Personalplanung

Quelle: Jörg Augenstein
Für Personal- und Strukturplanung genügen mir ein Zimmer mit PC und die Kenntnisse, die ich mir aus der Landeskirche im Laufe der Zeit erworben habe. Diese Abteilung hat Werkstattcharakter.


Hier werden Entscheidungen vorbereitet und umgesetzt, von denen einige recht tiefgreifende Veränderungen bewirken.

Einiges davon können Sie auf diesen Seiten entdecken.

 

Stellenkürzungen

1992 und dann noch einmal 1994 hatte die Landessynode Stellenkürzungen in allen Arbeitsfeldern der Landeskirche beschlossen. Anlass waren zurückgehende Finanzmittel und ein absehbarer langfristiger Rückgang der Mitgliederzahlen auf Grund der demografischen Entwicklung.

Auch die Stellen für den Pfarrdienst in den Gemeinden mussten reduziert werden.
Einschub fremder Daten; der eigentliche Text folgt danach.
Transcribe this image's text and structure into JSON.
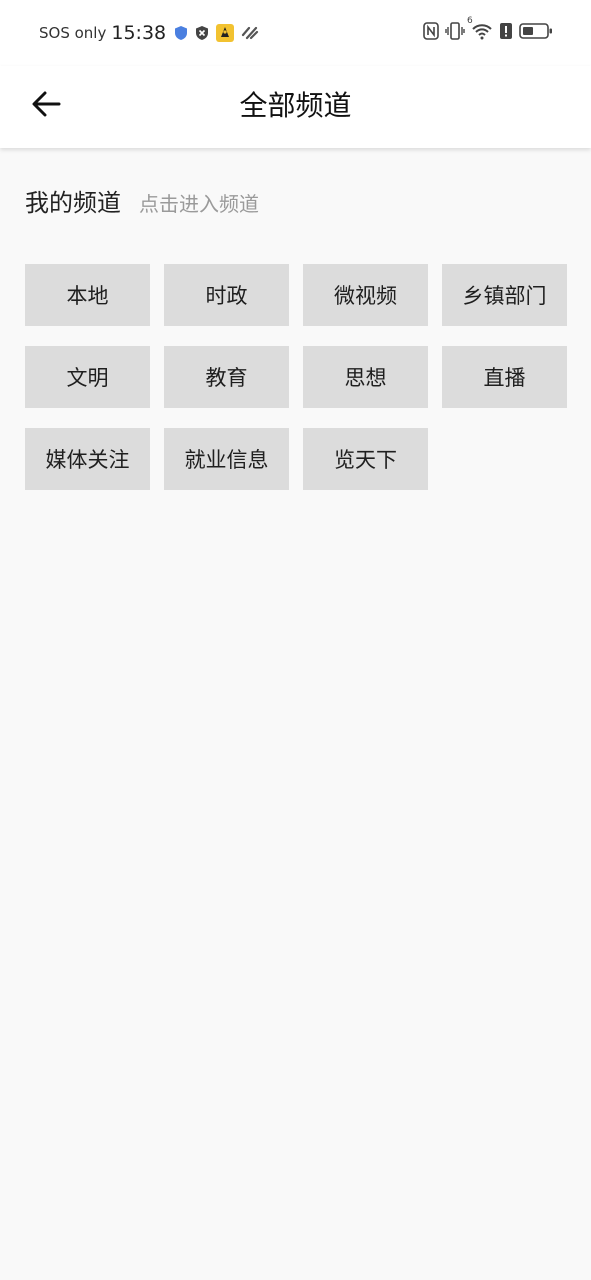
{
  "status_bar": {
    "carrier": "SOS only",
    "time": "15:38",
    "icons_left": [
      "shield-icon",
      "close-shield-icon",
      "app-notification-icon",
      "link-icon"
    ],
    "icons_right": [
      "nfc-icon",
      "vibrate-icon",
      "wifi-icon",
      "alert-icon",
      "battery-icon"
    ],
    "wifi_superscript": "6"
  },
  "header": {
    "title": "全部频道",
    "back_icon": "arrow-left-icon"
  },
  "my_channels": {
    "title": "我的频道",
    "hint": "点击进入频道",
    "items": [
      {
        "label": "本地"
      },
      {
        "label": "时政"
      },
      {
        "label": "微视频"
      },
      {
        "label": "乡镇部门"
      },
      {
        "label": "文明"
      },
      {
        "label": "教育"
      },
      {
        "label": "思想"
      },
      {
        "label": "直播"
      },
      {
        "label": "媒体关注"
      },
      {
        "label": "就业信息"
      },
      {
        "label": "览天下"
      }
    ]
  },
  "colors": {
    "background": "#f9f9f9",
    "chip": "#dcdcdc",
    "hint": "#9a9a9a"
  }
}
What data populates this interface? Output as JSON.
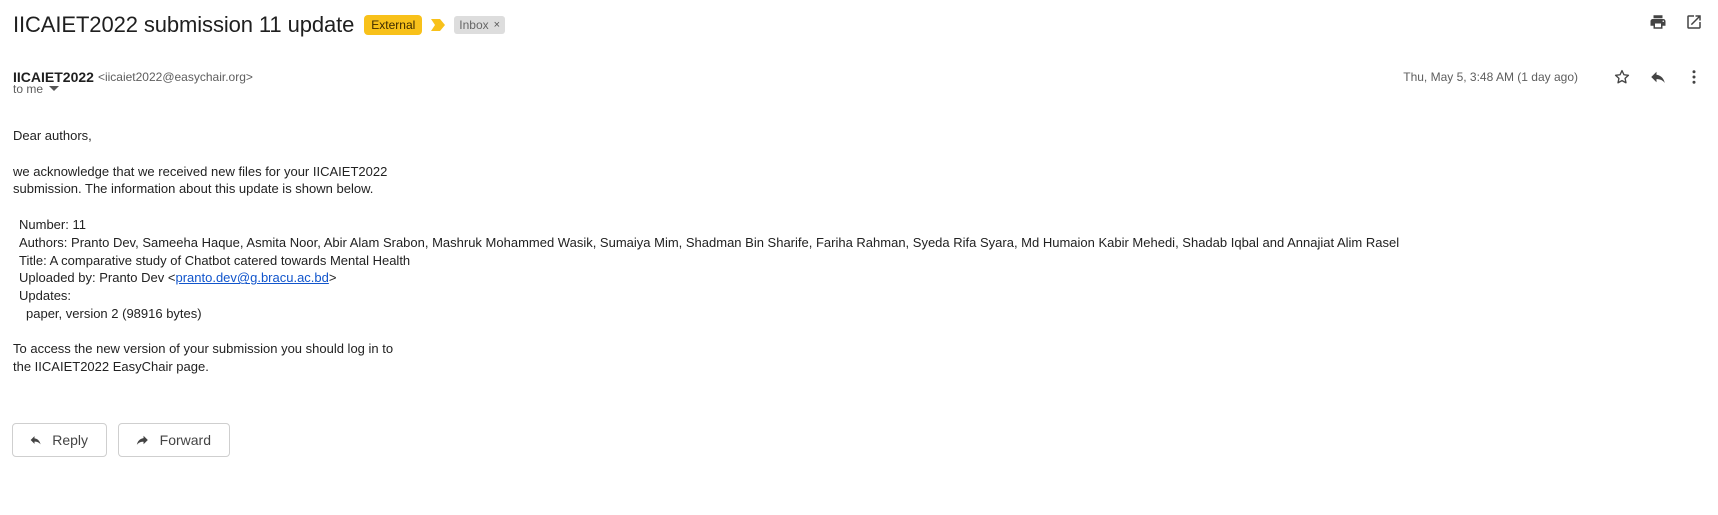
{
  "header": {
    "subject": "IICAIET2022 submission 11 update",
    "external_label": "External",
    "inbox_label": "Inbox",
    "inbox_remove": "×"
  },
  "sender": {
    "name": "IICAIET2022",
    "email": "<iicaiet2022@easychair.org>",
    "date": "Thu, May 5, 3:48 AM (1 day ago)",
    "to": "to me"
  },
  "message": {
    "greeting": "Dear authors,",
    "ack_line1": "we acknowledge that we received new files for your IICAIET2022",
    "ack_line2": "submission. The information about this update is shown below.",
    "number": "Number: 11",
    "authors": "Authors: Pranto Dev, Sameeha Haque, Asmita Noor, Abir Alam Srabon, Mashruk Mohammed Wasik, Sumaiya Mim, Shadman Bin Sharife, Fariha Rahman, Syeda Rifa Syara, Md Humaion Kabir Mehedi, Shadab Iqbal and Annajiat Alim Rasel",
    "title": "Title: A comparative study of Chatbot catered towards Mental Health",
    "uploaded_prefix": "Uploaded by: Pranto Dev <",
    "uploaded_email": "pranto.dev@g.bracu.ac.bd",
    "uploaded_suffix": ">",
    "updates": "Updates:",
    "update_item": "paper, version 2 (98916 bytes)",
    "access_line1": "To access the new version of your submission you should log in to",
    "access_line2": "the IICAIET2022 EasyChair page."
  },
  "actions": {
    "reply_label": "Reply",
    "forward_label": "Forward"
  },
  "icons": {
    "print": "print-icon",
    "open_new": "open-in-new-window-icon",
    "star": "star-icon",
    "reply": "reply-icon",
    "more": "more-vert-icon",
    "importance": "importance-marker-icon",
    "dropdown": "caret-down-icon",
    "forward": "forward-icon"
  },
  "colors": {
    "external_badge": "#f8c11a",
    "importance_marker": "#f8c11a",
    "inbox_badge": "#dddddd",
    "link": "#1155cc"
  }
}
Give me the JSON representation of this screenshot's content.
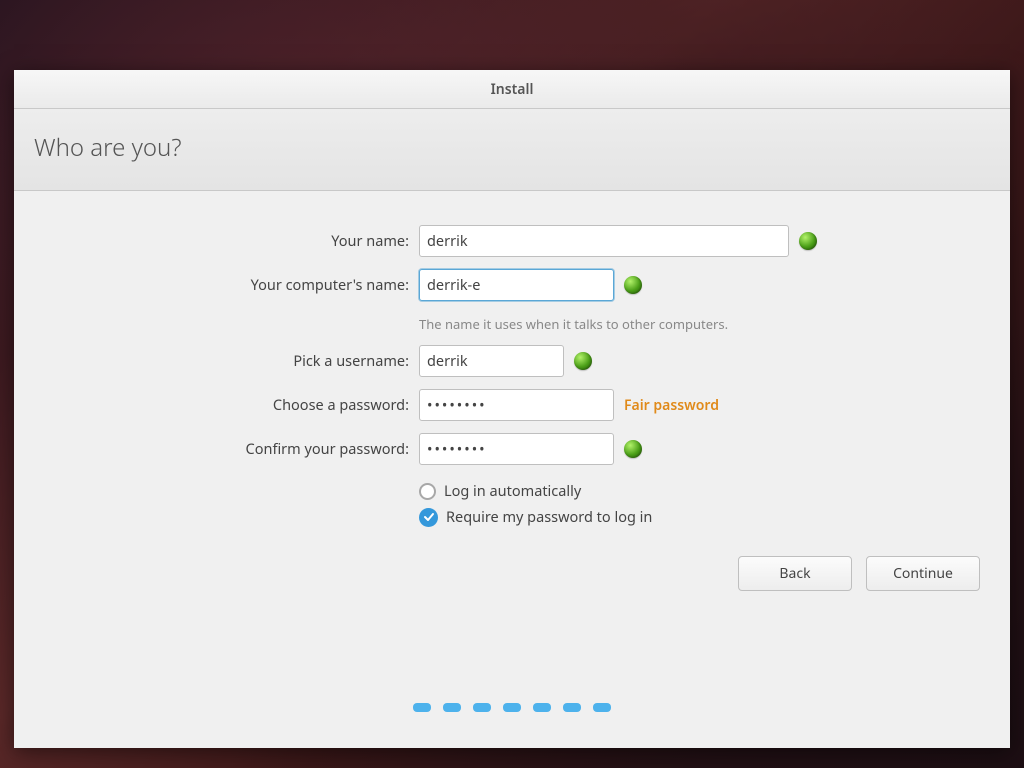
{
  "window": {
    "title": "Install"
  },
  "page": {
    "heading": "Who are you?"
  },
  "form": {
    "name": {
      "label": "Your name:",
      "value": "derrik"
    },
    "computer": {
      "label": "Your computer's name:",
      "value": "derrik-e",
      "hint": "The name it uses when it talks to other computers."
    },
    "username": {
      "label": "Pick a username:",
      "value": "derrik"
    },
    "password": {
      "label": "Choose a password:",
      "value": "••••••••",
      "strength": "Fair password"
    },
    "confirm": {
      "label": "Confirm your password:",
      "value": "••••••••"
    },
    "login_options": {
      "auto": "Log in automatically",
      "require": "Require my password to log in"
    }
  },
  "buttons": {
    "back": "Back",
    "continue": "Continue"
  },
  "colors": {
    "accent": "#3498db",
    "strength_warn": "#e08a1a",
    "status_ok": "#4a9e17"
  },
  "progress": {
    "steps": 7
  }
}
Insgesamt waren es 100 Stellen. Die Umsetzung lag bei den Kirchenbezirken. Schwierige Entscheidungen mussten getroffen werden. Jetzt, nachdem diese Planungsphase nahezu abgeschlossen ist, stellt der Abschlussbericht fest: "Neben dem Dank für alle Mühe und Zeit, die in diesen Prozess der Stellenreduzierung und Neuordnung des Dienstes in vielen Sitzungen und Gesprächen investiert werden musste, ist eben diese Leistung für die Gestaltung und Neuordnung des Dienstes besonders zu nennen und zu würdigen."

Entwicklungen und Trends

Personalplanung live - Die Zukunft hat schon begonnen

Der Weg in ein neues Jahrtausend ist nicht der Beginn eines neuen Weges. Wir leben vielmehr in einem kleinen Abschnitt einer langen Geschichte unserer Kirche, und einer noch viel längeren Geschichte der Verheißung des Auferstandenen für seine Gemeinde. In diesem Sinne hat unsere Zukunft schon begonnen. Darauf können wir uns immer wieder beziehen, wenn es darum geht, über die nächsten Ziele und Perspektiven für die Organisation Landeskirche nachzudenken.

Statistische Daten

Beobachtungen zur Stellenverteilung zwischen Frauen und Männern in verschiedenen Arbeitsfeldern unserer Landeskirche

 Quelle: ekiba

Quelle: ekiba

1. Im Gemeindebereich wirkt noch deutlich nach, dass das Gemeindepfarramt lange Zeit den Männern vorbehalten war. In älteren Jahrgängen gibt es kaum Frauen, in den jungen Jahrgängen und bei der Übernahme sind bis zu 40 % Frauen. Das Bild wird sich im Laufe der Zeit stark verändern.

2. In den anderen Arbeitsfeldern haben sich die Verhältnisse schon verändert. Der Schuldienst beispielsweise ist auch für die Theologen und Theologinnen interessant, die Beruf und Familie miteinander verbinden wollen und dies über Teildienstverhältnisse versuchen zu organisieren.

Pfarrämter - Modelle

Teildienst im Pfarramt
Gemeinden erwarten immer eine Pfarrerin oder einen Pfarrer, die oder der mit vollem Einsatz arbeitet. Wer sich als Pfarrerin oder Pfarrer für einen Teildienst im Gemeindepfarramt interessiert, erwartet, dass es Freiräume gibt, an denen sie oder er erkennen kann, dass ein eingeschränktes Dienstverhältnis kein voller Dienst bei reduziertem Gehalt ist. Wie können beide Seiten dieses Problem lösen? Der Weg führt über eine gemeinsame Verständigung über die Arbeit in der Gemeinde und eine Zeitregelung, auf die sich die Verantwortlichen verständigen. Die hierzu angebotene Arbeitshilfe bezieht sich auf die Arbeit einer Pfarrerin oder eines Pfarrers im Teildienstverhältnis allein in einem Pfarramt. Die Chancen und Probleme von Stellenteilung werden darin nicht angesprochen.